Hemant Mehta of The Friendly Atheist blog wrote that "Cosmos" does not try to indoctrinate children into anything.

"Cosmos is a secular series in the sense that it doesn't impose anything on its viewers except a love of science and an understanding of how we came to know about the mysteries of the universe," Mehta said in a blog post.

"Ham, who teaches children that the world is 6,000 years old and evolution is a hoax, is the only one imposing nonsense on people too young to ask critical questions," he added.

Ham, who leads Answers in Genesis, the Creation Museum, and the upcoming Ark Encounter attraction in Kentucky, insisted in his Facebook post that for too long secularists "have been allowed to impose their anti-God religion of evolution/millions of years on generations of kids — and we are seeing the consequences in an increasingly secularized culture and large numbers of young people drifting from the church."

AiG blasted "Cosmos" as soon as it premiered back in 2014, serving as a relaunch of the 1980s series by Carl Sagan.

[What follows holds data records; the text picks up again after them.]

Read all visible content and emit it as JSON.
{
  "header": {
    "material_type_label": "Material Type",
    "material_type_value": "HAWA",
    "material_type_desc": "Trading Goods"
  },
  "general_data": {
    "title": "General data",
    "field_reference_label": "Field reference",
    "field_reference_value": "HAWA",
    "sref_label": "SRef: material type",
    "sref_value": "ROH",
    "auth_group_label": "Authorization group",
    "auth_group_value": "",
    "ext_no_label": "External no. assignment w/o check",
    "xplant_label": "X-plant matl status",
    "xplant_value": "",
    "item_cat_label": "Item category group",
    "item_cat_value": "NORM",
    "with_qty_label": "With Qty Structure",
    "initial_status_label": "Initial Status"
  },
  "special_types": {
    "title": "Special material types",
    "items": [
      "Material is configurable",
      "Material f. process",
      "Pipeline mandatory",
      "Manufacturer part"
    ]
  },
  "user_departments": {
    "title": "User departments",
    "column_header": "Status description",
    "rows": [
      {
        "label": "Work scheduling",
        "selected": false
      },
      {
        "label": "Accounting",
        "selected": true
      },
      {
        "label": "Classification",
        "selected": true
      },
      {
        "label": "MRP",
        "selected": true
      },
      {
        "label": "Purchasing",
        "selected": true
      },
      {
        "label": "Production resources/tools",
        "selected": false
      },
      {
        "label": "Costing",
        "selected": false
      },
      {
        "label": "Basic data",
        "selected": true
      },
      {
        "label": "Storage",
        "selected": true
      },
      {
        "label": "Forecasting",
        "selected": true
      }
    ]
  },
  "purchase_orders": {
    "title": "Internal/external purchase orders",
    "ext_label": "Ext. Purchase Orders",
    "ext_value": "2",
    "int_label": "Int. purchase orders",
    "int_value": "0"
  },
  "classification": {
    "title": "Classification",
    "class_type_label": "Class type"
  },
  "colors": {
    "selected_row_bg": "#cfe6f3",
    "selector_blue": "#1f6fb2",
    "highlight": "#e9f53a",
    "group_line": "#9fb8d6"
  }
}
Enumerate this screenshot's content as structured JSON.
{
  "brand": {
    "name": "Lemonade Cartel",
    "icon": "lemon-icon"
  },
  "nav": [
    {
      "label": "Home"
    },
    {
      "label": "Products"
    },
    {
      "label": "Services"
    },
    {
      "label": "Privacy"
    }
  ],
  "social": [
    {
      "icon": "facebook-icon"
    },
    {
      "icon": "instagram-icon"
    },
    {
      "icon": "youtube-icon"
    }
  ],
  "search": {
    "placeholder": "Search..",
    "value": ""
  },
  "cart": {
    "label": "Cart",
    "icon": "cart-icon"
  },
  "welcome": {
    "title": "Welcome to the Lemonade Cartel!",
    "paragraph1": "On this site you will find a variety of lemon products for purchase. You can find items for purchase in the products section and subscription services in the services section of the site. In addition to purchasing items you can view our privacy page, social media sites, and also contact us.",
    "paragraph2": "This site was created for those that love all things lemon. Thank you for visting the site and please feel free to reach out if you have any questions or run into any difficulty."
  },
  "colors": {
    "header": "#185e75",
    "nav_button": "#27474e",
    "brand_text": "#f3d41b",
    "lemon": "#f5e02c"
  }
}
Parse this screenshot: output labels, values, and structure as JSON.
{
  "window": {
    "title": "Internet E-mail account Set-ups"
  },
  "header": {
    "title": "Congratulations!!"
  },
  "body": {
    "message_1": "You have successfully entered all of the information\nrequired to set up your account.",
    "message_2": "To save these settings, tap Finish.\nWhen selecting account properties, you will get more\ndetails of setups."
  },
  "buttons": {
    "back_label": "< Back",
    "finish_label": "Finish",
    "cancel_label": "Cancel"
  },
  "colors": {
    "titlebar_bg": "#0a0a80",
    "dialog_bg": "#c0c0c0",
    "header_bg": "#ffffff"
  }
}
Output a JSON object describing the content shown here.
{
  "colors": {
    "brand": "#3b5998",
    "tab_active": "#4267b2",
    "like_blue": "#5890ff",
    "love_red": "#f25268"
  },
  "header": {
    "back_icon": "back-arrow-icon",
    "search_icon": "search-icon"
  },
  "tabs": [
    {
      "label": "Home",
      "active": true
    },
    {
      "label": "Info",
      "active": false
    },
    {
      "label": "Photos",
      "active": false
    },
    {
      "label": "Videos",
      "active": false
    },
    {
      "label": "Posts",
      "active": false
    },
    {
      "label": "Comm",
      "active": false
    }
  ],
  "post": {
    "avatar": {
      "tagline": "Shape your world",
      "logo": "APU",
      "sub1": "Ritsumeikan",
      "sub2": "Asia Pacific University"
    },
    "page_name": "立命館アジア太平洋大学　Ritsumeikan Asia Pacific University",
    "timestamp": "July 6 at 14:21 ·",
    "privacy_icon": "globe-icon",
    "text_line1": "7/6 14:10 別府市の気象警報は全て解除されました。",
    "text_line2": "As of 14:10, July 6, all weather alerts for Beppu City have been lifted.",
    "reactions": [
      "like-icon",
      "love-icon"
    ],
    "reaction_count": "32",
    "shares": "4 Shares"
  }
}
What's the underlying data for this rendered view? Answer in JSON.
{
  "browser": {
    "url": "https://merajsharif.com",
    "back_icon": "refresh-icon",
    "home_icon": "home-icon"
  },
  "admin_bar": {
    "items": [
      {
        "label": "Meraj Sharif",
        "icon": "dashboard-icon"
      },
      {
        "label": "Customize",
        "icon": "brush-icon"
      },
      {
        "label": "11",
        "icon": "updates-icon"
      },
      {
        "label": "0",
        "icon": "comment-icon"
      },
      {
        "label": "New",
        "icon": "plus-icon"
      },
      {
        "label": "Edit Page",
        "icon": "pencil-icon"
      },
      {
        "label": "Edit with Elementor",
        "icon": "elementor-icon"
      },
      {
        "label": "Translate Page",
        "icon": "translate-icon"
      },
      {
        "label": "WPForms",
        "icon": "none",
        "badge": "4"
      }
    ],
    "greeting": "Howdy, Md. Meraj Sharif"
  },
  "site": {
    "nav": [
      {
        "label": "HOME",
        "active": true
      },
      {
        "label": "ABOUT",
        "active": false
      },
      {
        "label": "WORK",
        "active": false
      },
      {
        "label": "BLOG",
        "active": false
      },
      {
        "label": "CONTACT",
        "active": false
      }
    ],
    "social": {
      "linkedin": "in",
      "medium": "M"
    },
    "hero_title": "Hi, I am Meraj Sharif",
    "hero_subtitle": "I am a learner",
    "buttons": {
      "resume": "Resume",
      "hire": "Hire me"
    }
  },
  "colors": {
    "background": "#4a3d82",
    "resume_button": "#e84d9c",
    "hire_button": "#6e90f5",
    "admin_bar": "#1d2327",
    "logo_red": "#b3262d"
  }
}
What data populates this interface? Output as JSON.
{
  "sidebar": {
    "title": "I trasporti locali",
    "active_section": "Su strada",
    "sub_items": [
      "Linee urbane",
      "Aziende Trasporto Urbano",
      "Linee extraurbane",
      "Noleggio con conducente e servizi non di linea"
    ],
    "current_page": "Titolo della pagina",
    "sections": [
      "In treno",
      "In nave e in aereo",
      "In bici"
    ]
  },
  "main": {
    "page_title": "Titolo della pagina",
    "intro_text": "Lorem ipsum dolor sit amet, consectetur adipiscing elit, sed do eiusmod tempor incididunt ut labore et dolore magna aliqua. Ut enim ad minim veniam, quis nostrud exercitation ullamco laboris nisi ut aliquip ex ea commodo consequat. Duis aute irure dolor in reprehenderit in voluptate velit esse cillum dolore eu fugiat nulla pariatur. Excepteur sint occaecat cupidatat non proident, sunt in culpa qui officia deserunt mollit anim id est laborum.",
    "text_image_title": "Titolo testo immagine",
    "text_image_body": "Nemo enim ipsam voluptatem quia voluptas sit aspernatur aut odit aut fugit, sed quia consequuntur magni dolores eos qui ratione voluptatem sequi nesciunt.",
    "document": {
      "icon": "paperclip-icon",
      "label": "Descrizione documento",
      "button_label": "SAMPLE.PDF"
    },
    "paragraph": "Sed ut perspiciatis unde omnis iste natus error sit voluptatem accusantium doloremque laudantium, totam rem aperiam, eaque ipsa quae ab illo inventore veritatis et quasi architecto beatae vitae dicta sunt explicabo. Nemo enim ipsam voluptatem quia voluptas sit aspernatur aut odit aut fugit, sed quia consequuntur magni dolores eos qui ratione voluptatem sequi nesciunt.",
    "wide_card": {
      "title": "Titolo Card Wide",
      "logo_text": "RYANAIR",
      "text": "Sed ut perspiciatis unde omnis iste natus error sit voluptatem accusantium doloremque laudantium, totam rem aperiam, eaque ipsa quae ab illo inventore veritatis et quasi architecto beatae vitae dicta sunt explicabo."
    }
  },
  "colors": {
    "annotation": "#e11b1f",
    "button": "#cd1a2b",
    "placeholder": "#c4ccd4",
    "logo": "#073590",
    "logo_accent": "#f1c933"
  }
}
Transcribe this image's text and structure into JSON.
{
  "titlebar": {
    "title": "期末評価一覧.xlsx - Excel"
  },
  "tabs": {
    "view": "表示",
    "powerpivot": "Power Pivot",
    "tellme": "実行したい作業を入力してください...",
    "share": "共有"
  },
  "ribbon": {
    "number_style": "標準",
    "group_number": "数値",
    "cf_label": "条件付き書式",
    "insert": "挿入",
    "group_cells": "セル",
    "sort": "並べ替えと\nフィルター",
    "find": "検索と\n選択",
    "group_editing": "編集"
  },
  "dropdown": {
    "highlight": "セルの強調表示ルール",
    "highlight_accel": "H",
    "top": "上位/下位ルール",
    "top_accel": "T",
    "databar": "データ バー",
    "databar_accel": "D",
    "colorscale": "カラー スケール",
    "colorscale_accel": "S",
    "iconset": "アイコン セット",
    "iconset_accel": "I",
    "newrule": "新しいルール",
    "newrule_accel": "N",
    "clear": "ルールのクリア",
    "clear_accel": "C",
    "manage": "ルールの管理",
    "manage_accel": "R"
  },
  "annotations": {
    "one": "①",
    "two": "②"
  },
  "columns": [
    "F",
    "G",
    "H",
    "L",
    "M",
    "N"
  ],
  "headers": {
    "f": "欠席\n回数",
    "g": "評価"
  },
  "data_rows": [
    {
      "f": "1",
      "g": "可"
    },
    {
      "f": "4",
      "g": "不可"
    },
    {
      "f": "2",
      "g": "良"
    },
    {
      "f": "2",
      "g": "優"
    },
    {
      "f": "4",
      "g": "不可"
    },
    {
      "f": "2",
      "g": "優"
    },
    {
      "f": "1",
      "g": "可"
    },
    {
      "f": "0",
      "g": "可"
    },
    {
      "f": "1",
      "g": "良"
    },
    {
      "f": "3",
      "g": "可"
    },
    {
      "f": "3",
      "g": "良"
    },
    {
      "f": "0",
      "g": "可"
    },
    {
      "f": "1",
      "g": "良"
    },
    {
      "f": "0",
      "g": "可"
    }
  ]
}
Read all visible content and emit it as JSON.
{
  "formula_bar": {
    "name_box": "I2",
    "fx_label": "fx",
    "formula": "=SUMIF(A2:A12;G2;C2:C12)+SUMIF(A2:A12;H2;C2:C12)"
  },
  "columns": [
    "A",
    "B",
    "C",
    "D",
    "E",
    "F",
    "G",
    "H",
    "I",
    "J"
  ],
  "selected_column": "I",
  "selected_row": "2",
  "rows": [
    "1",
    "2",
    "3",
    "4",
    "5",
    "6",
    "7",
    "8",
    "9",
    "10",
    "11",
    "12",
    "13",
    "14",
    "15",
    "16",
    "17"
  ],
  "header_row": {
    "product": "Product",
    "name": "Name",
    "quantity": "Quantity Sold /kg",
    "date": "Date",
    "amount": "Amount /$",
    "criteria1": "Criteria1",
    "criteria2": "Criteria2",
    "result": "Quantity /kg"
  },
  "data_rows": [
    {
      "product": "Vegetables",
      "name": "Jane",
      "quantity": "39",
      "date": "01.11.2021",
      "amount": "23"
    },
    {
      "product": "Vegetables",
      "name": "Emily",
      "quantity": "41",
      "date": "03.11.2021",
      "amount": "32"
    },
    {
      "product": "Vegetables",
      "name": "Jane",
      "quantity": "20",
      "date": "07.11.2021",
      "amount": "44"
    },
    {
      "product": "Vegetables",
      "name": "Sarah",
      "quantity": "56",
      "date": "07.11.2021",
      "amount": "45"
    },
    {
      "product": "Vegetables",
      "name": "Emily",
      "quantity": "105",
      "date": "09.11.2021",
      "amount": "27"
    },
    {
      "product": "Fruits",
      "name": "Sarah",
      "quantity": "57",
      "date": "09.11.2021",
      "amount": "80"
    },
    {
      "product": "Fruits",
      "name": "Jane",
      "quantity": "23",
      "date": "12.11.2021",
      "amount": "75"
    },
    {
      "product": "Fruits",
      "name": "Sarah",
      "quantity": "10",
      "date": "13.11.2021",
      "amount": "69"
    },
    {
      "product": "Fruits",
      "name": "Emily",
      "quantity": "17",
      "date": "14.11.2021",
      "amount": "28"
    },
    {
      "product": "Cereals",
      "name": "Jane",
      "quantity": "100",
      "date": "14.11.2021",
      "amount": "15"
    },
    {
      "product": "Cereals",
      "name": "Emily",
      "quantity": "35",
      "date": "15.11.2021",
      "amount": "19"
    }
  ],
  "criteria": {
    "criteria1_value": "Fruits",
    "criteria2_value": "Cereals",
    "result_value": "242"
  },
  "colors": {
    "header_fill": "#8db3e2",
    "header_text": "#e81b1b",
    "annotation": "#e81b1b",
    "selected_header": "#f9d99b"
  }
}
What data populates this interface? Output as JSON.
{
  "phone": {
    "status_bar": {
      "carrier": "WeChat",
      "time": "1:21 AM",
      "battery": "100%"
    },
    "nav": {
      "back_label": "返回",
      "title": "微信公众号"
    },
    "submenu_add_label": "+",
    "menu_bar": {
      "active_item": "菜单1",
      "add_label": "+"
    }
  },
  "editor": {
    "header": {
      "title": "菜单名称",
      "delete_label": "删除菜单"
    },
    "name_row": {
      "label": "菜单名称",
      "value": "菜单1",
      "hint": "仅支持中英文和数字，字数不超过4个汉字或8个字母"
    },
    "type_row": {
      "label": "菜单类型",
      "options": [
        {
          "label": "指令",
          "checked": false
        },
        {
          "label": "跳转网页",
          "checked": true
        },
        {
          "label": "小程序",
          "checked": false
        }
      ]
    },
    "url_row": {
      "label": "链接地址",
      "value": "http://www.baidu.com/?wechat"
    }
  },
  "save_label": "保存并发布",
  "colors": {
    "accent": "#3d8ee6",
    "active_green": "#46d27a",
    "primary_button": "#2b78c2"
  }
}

While AiG's Dr. Elizabeth Mitchell argued back then that "Cosmos" attempts to "package unconditional blind faith in evolution as scientific literacy in an effort to create interest in science," Tyson explained that the goal of the show is to "convey why science matters to the person, to our society, to us as shepherds of this planet."

"It involves presenting science in ways that connect to you, so 'Cosmos' can influence you not only intellectually but emotionally, with a celebration of wonder and awe," Tyson added.